A grammatical issue in Swedish that many beginners, especially English speakers, find difficult is how to use the reflexive possessive pronouns sin, sitt and sina.
I personally think that the Swedish language is pretty neat in this way, that we can easily distinguish between:
- Han talade med grannen om hans bil (He spoke to the neighbour about the neighbour’s car)
- Han talade med grannen om sin bil (He spoke to the neighbour about his own car)
Isn’t it pretty cool to be able to clarify that with the uses of hans and sin? This distinction does not exist in English, which can give rise to confusion (and require clarification about who you are actually referring to).
You use this reflexive possessive pronoun when you say that the noun belongs to the subject in the sentence. “Han talade om sin bil” – He talks about his (own) car. The word sin links back to the subject (han), and means that the car belongs to the subject.

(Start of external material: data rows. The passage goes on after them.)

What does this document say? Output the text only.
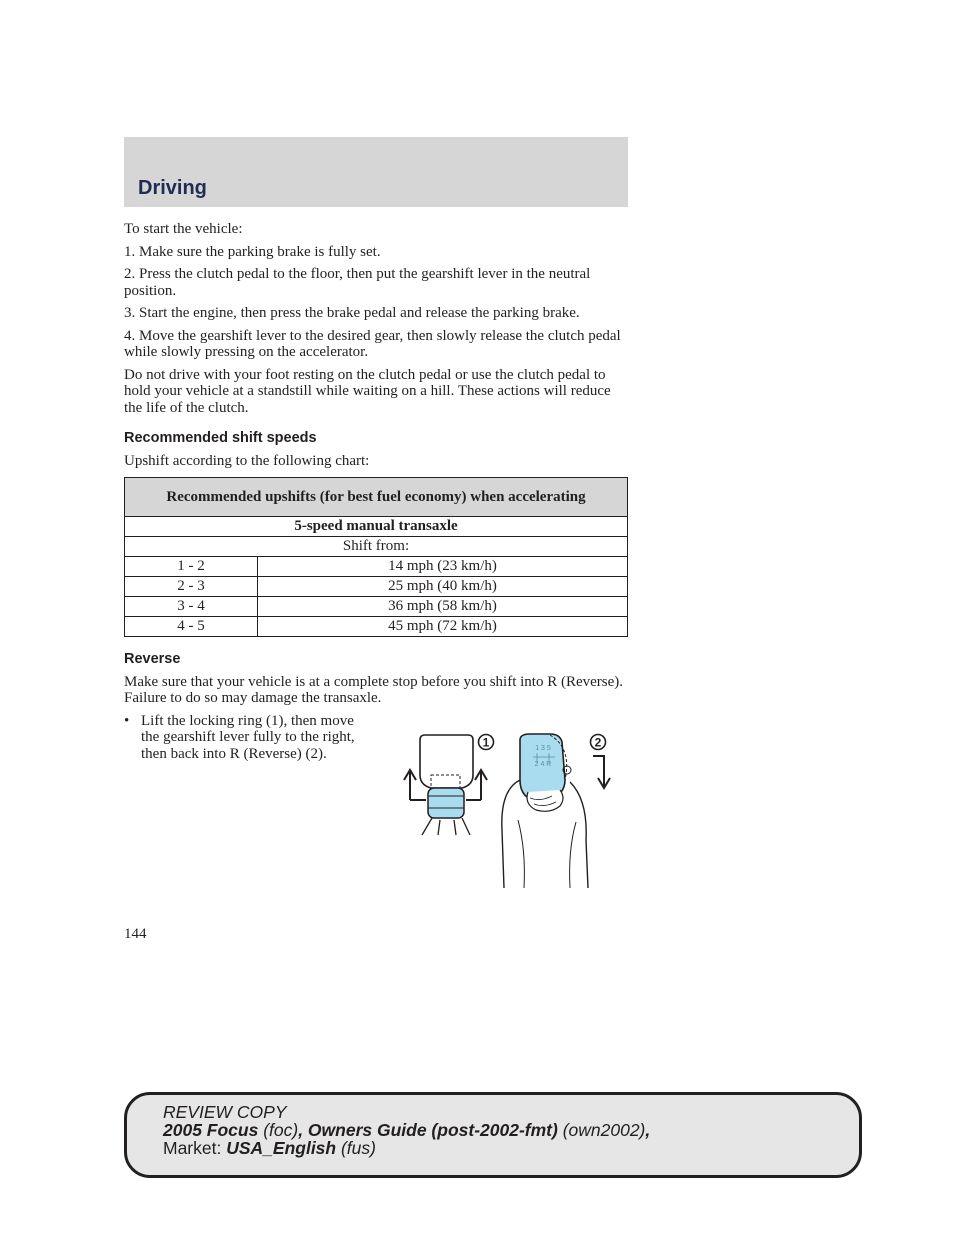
Driving

To start the vehicle:

1. Make sure the parking brake is fully set.

2. Press the clutch pedal to the floor, then put the gearshift lever in the neutral position.

3. Start the engine, then press the brake pedal and release the parking brake.

4. Move the gearshift lever to the desired gear, then slowly release the clutch pedal while slowly pressing on the accelerator.

Do not drive with your foot resting on the clutch pedal or use the clutch pedal to hold your vehicle at a standstill while waiting on a hill. These actions will reduce the life of the clutch.

Recommended shift speeds

Upshift according to the following chart:

Recommended upshifts (for best fuel economy) when accelerating	
5-speed manual transaxle	
Shift from:	
1 - 2	14 mph (23 km/h)
2 - 3	25 mph (40 km/h)
3 - 4	36 mph (58 km/h)
4 - 5	45 mph (72 km/h)
Reverse

Make sure that your vehicle is at a complete stop before you shift into R (Reverse). Failure to do so may damage the transaxle.

• Lift the locking ring (1), then move the gearshift lever fully to the right, then back into R (Reverse) (2).
1	1 3 5
2 4 R
2

144

REVIEW COPY
2005 Focus (foc), Owners Guide (post-2002-fmt) (own2002),
Market: USA_English (fus)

You use sin in this example, because sin is the en-word version – and the word bil is an en-word. If it was an ett-word instead, let’s say hus, then the sentence would look like this:
- Han talade om sitt hus
We would use sitt, because this is the ett-word version of this reflexive possessive pronoun. Sin and sitt are used when the noun is singular, just 1 thing.
If the noun is in plural, you would use the plural-version (regardless of whether the noun is en or ett in singular) – sina – like this:
- Han talade om sina bilar (He spoke about his own cars)
But if he was talking to the neighbour about the neighbour’s house, or cars, the sentences would look like this:
- Han talade med grannen om hans hus
- Han talade med grannen om hans bilar
So the important thing is that the noun belongs to the subject of the sentence, then you use sin, sitt, or sina.
Sin, sitt, sina are only used in this way for the third person – both singular and plural. So, in other words, this only kicks in when you talk about someone else (not jag or du). It could be han or hon, or de. It could also be when you use people’s names when you talk about them in third person.
Interestingly, according to research, this distinction is become more blurred – especially among young people who do not have Swedish as their mother tongue. They are less likely to use sin, sitt, sina and would instead use hans, hennes or deras. They are also particularly likely to use hans, hennes or deras after a preposition, such as på or av. So for example: “Vem är han arg på?” “På hans mamma.” Whereas those who have Swedish as a mother tongue are more likely to say “På sin mamma”, in this case.
But does this mean that this grammatical rule is slowly changing? Researchers are divided, but it seems that this kind of use of the reflexive possessive pronoun does not influence “mother tongue speakers”, so it seems unlikely that the rule will change within a near future, even though examples of alternative uses may become more common in the future.